Gegen die USA saß Kevin-Prince Boateng nur auf der Bank. Gegen Deutschland soll er mit Ghana heute Abend bei der Fußball-WM spielen – und trifft dabei auf seinen Bruder Jérôme.

Stuttgart - Nur James Kwesi Appiah weiß ganz genau, was er mit Kevin-Prince Boateng vorhat. Aber Ghanas Nationaltrainer verrät es niemandem. Und so wird wohl auch der zuletzt zum Promi-Ersatzmann degradierte Mittelfeldantreiber erst wenige Stunden vor dem Alles-oder-nichts-Spiel am Samstag (21 Uhr) gegen die deutsche Mannschaft erfahren, ob er sich bei der Fußball-WM auf eine Neuauflage des Bruderduells mit Jérôme einstellen darf. Der Ältere will nämlich endlich gegen den Jüngeren gewinnen.

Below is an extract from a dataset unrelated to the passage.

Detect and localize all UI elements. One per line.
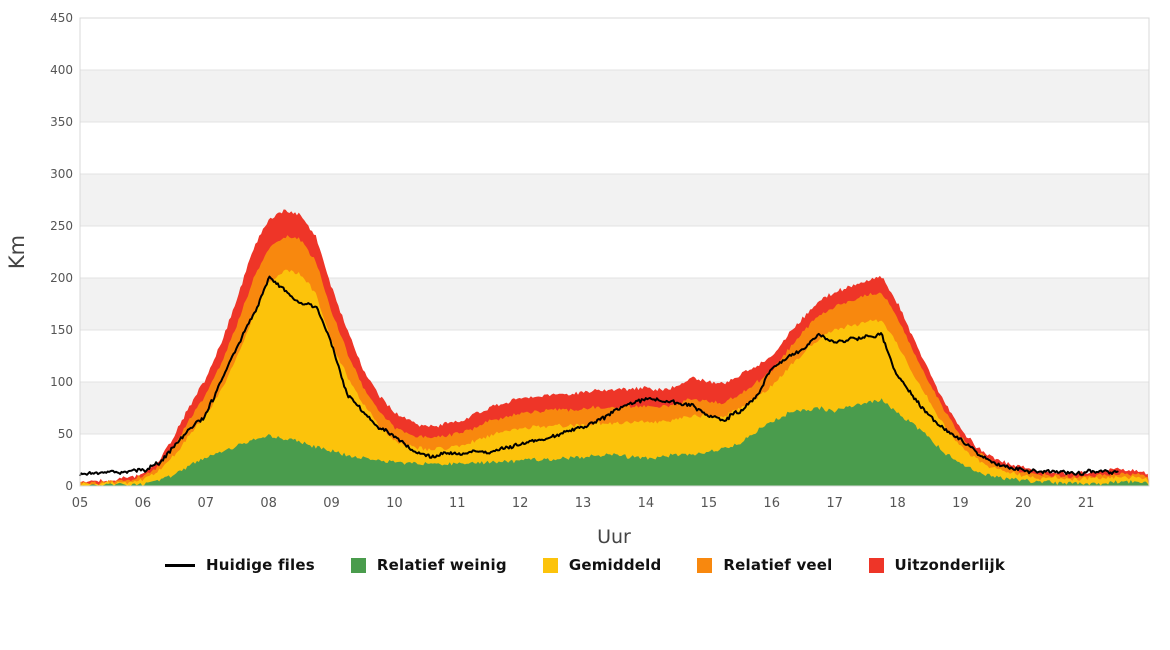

Weder bei der WM 2010 gelang ihm das noch in der Bundesliga mit Schalke 04 gegen den FC Bayern.

 

„Jetzt ist die Zeit gekommen, einmal gegen meinen Bruder zu siegen“, sagte Kevin-Prince Boateng vor dem Spiel in Fortaleza – und versprach martialisch einen „Kampf bis aufs Blut“. Das war allerdings vor der 1:2-Auftaktpleite seiner Ghanaer gegen die USA, die er eine Stunde lang von der Bank verfolgen musste. Seit einer rhetorischen Ohrfeige des beleidigten Profis für Appiah im Anschluss, als er dem Trainer indirekt jegliche Ahnung absprach, hält sich der 27-Jährige zurück mit Aussagen, die ihm die Rückkehr in die Startelf erschweren könnten.

Kevin-Prince Boateng kennt deutsche Schwachstellen

Auch Appiah äußerte sich über mehrere Tage hinweg gar nicht mehr zu Boateng, der sich diese Woche im Training bisweilen missmutig und lustlos präsentierte. Stattdessen verwies der Coach auf seinen Sprecher, der vor der langen Flugreise aus dem Teamcamp in Maceió nach Fortaleza lapidar verkündete: „Es könnte Änderungen in der Mannschaft geben. Ganz einfach deshalb, weil Deutschland ein anderer Gegner ist, als es die USA waren.“ Der Trainer habe „eine Strategie“ für die richtungsweisende Deutschlandpartie. Im Grunde kann es sich Appiah nicht leisten, erneut auf Risiko zu gehen und den Deutschlandkenner Boateng draußen zu lassen.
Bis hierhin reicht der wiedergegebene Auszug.